Sorting Algorithms: How Does it Work?
Sorting Algorithms: How Does it Work?
Why are all of our comparison-based algorithms giving O(nlogn)? Why not O(n)? Or—even better—O(1)?
To know that a list is absolutely, positively sorted in a comparison-based algorithm, every element needs to be compared with every other element at least once. That means we can't have an O(1) algorithm.
Yeah, we're upset about it too.
But let's ignore the specifics of each algorithm and think about sorting in general. Say a cereal company came out with three brand new flavors: Sugar Coma, Sweet Tooth Decay, and I Can't Believe it's Not Chocolate.
There's nothing Shmoop loves more than synthetic chocolate product with 200% of our daily recommended serving of sugar. You want to try them all, but you aren't sure which one to buy first. It's a serious issue. If you represent the cereals with letters:
s = Sugar Coma
w = Sweet Tooth Decay
c = I Can't Believe it's Not Chocolate
Then you could buy them in six different orders.
s, w, c | w, s, c | c, w, s |
s, c w | w, c, s | c, s, w |
At the very least, you can compare every element to every other element exactly once. If you compare n (three) elements n (three) times, the runtime's O(n2).
Ooooor, you could use a handy-dandy decision tree, which shows every way we could order the three cereals.
In the tastefully colored decision tree that shows every comparison with nodes—the circles—and every possible flavor ordering on a leaf—the rectangles. Because of all the possible combinations, this tree needs a certain number of levels—or a minimum depth—to actually list every way we could assault our teeth.
Mmm, synthetic chocolate product.
With every level of the tree that we add, we double the possible number of nodes, meaning that every time we add a layer, we multiply the number of nodes. Whenever there's a multiplication-turned-addition relationship, we know we've stumbled on something logarithmic.
There are 3! orderings, so…we need a minimum number of levels to have that many leaves. We could write out a proof with all the sums and the products, or we could not.
Trust us when we say that taking the log of 3! is greater than or equal to 3log3. If we were to look at a list of arbitrary length n, the height of the tree (and number of comparisons we'd need to make before finding the correct pairing) is
nlogn
which is the same runtime for Merge Sort and (sometimes) Quick Sort.

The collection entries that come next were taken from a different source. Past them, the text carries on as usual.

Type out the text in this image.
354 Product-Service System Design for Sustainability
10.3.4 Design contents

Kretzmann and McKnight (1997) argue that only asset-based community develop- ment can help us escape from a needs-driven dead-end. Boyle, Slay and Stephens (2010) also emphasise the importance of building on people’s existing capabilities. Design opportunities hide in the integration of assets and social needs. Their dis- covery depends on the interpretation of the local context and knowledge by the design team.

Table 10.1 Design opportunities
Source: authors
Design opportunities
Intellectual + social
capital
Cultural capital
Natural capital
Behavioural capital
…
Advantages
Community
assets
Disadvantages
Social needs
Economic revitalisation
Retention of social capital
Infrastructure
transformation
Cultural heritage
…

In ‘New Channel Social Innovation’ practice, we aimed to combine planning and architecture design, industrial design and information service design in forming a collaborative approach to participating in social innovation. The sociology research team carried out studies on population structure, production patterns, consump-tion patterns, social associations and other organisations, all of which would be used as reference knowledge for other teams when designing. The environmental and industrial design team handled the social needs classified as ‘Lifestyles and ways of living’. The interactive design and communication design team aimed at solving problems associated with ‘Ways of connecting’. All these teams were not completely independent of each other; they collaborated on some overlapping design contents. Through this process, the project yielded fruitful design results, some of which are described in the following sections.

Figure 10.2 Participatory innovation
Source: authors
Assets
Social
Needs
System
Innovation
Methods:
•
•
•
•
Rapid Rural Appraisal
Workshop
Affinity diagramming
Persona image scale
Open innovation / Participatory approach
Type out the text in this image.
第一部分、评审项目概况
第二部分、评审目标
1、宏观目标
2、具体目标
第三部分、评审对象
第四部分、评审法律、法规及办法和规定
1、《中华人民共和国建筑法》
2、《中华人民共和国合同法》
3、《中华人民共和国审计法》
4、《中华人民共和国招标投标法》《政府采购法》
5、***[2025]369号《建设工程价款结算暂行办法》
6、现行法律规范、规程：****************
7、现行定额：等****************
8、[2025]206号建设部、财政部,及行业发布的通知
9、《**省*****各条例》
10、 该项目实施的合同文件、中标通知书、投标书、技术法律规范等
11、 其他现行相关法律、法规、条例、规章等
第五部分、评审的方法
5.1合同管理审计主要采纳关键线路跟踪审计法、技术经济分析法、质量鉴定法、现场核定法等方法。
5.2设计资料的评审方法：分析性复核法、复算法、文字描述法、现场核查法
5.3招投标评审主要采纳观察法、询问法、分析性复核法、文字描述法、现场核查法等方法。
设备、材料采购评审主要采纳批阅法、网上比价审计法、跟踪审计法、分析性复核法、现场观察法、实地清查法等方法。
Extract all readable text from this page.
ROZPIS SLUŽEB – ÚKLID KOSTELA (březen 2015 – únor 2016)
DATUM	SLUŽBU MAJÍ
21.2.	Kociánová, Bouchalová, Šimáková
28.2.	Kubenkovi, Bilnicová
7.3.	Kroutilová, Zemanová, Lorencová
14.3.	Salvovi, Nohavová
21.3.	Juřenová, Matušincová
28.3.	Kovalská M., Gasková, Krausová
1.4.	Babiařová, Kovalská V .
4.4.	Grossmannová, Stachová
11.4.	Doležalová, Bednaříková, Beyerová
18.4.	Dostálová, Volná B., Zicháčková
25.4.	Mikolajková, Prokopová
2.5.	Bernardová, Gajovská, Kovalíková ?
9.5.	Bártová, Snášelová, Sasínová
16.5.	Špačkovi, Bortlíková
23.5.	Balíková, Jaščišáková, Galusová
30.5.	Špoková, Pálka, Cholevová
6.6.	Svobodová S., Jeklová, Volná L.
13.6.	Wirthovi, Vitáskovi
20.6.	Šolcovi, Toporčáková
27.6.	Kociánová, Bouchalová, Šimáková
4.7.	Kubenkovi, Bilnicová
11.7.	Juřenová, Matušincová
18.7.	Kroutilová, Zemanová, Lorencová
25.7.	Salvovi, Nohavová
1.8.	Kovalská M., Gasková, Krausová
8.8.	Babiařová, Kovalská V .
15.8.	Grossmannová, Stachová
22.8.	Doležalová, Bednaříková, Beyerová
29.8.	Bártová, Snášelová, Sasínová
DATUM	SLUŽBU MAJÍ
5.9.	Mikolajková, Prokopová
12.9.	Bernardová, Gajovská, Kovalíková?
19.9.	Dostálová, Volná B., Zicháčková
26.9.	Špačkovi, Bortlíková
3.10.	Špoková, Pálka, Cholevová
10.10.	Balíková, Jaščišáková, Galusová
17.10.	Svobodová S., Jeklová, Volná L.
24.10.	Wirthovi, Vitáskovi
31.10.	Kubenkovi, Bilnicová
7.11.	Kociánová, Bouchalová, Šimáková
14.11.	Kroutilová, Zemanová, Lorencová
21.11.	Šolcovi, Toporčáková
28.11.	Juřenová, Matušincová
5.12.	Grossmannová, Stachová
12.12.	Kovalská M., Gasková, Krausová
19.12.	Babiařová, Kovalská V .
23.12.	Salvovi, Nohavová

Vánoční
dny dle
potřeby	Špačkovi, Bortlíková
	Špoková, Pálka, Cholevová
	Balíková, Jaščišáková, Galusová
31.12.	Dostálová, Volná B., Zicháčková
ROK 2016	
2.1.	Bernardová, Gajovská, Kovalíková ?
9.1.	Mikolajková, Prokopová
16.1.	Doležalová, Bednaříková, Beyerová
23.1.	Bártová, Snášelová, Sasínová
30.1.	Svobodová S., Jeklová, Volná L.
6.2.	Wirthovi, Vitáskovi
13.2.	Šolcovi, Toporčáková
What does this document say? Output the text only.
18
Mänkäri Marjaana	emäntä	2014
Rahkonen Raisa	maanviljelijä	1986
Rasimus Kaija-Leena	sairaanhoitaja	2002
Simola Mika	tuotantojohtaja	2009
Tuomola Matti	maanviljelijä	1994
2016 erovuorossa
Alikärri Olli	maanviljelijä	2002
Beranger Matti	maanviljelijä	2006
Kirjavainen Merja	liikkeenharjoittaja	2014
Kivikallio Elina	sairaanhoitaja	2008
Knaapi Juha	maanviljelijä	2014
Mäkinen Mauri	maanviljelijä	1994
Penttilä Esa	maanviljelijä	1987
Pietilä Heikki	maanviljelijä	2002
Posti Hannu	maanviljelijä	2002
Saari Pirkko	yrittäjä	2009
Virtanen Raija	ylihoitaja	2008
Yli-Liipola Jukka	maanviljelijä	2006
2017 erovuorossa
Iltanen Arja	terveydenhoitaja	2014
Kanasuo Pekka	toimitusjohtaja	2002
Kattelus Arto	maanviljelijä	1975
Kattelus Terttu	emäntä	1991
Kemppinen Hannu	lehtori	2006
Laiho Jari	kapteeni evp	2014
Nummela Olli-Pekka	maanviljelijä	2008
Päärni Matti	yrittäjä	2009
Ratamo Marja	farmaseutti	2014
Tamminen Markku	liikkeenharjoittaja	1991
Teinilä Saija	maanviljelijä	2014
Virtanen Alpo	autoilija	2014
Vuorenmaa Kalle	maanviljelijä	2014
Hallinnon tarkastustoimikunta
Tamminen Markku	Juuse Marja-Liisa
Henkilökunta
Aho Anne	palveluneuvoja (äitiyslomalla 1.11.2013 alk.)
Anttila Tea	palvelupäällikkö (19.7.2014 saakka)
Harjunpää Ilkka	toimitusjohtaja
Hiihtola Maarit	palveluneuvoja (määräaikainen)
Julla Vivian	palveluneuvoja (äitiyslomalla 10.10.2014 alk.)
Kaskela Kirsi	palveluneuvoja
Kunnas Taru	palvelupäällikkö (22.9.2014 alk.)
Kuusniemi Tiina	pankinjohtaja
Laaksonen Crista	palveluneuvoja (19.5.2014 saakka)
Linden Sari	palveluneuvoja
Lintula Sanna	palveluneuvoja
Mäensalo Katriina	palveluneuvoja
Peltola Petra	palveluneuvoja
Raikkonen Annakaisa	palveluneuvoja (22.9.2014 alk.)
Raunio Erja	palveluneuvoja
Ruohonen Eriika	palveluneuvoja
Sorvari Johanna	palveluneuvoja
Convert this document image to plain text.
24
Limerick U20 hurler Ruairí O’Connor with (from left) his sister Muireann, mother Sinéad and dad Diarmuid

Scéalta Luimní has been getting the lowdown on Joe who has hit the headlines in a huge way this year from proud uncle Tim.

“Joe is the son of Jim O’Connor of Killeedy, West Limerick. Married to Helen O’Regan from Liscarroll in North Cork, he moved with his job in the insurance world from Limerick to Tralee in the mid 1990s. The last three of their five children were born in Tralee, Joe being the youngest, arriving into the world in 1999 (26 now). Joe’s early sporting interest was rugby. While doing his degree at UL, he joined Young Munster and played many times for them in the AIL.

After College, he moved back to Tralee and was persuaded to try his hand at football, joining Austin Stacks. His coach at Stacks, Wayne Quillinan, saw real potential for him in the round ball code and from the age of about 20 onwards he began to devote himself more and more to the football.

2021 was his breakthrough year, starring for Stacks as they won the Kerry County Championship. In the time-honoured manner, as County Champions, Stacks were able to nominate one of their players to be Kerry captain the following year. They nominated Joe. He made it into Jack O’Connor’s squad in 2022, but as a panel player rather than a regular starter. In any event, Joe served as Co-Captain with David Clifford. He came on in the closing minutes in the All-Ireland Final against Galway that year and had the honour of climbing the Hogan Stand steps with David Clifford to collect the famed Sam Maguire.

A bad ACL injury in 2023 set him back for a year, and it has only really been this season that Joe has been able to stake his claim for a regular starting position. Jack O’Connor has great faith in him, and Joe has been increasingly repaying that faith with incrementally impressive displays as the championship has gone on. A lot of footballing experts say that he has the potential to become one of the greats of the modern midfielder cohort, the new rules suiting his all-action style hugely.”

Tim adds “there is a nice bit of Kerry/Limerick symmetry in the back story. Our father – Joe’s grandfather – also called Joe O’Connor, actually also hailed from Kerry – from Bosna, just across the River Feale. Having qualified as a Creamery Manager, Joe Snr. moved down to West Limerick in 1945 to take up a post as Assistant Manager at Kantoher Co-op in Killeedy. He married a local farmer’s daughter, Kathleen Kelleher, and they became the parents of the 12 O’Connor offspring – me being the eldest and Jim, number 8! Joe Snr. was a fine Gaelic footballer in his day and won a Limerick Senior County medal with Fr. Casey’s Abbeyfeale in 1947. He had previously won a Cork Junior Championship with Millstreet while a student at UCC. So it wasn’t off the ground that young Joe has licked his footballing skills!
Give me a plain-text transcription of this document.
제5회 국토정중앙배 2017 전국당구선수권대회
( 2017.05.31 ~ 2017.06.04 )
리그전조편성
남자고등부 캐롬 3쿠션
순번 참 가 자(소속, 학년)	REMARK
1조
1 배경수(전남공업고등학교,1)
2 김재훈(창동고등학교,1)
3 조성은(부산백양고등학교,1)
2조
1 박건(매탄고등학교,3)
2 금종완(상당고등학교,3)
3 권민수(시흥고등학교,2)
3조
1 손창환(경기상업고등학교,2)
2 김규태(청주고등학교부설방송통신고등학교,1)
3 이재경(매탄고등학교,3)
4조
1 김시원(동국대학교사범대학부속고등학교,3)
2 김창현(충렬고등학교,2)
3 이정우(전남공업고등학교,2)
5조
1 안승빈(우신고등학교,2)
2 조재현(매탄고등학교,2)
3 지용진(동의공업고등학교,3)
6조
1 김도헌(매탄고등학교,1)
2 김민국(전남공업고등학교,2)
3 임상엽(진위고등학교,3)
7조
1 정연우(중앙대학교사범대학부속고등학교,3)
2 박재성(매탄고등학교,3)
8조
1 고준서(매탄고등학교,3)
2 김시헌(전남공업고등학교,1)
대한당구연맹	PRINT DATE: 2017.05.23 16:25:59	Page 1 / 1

So when you're designing the next great sorting algorithm, shoot to make it run in nlogn time. Then treat yourself to some synthetic chocolate product.
Non-Comparison Sorts
Even if we don't need to represent the sort with a comparison tree, we still need to go through the list at least once, so the best we can possibly do is O(n) time.
But non-comparison sorts still rely on other things. Like Radix Sort, which needs to have a small number of digits or characters, these sorts could take more time or space (or both) than comparison sorts.
Tread lightly, young grasshopper.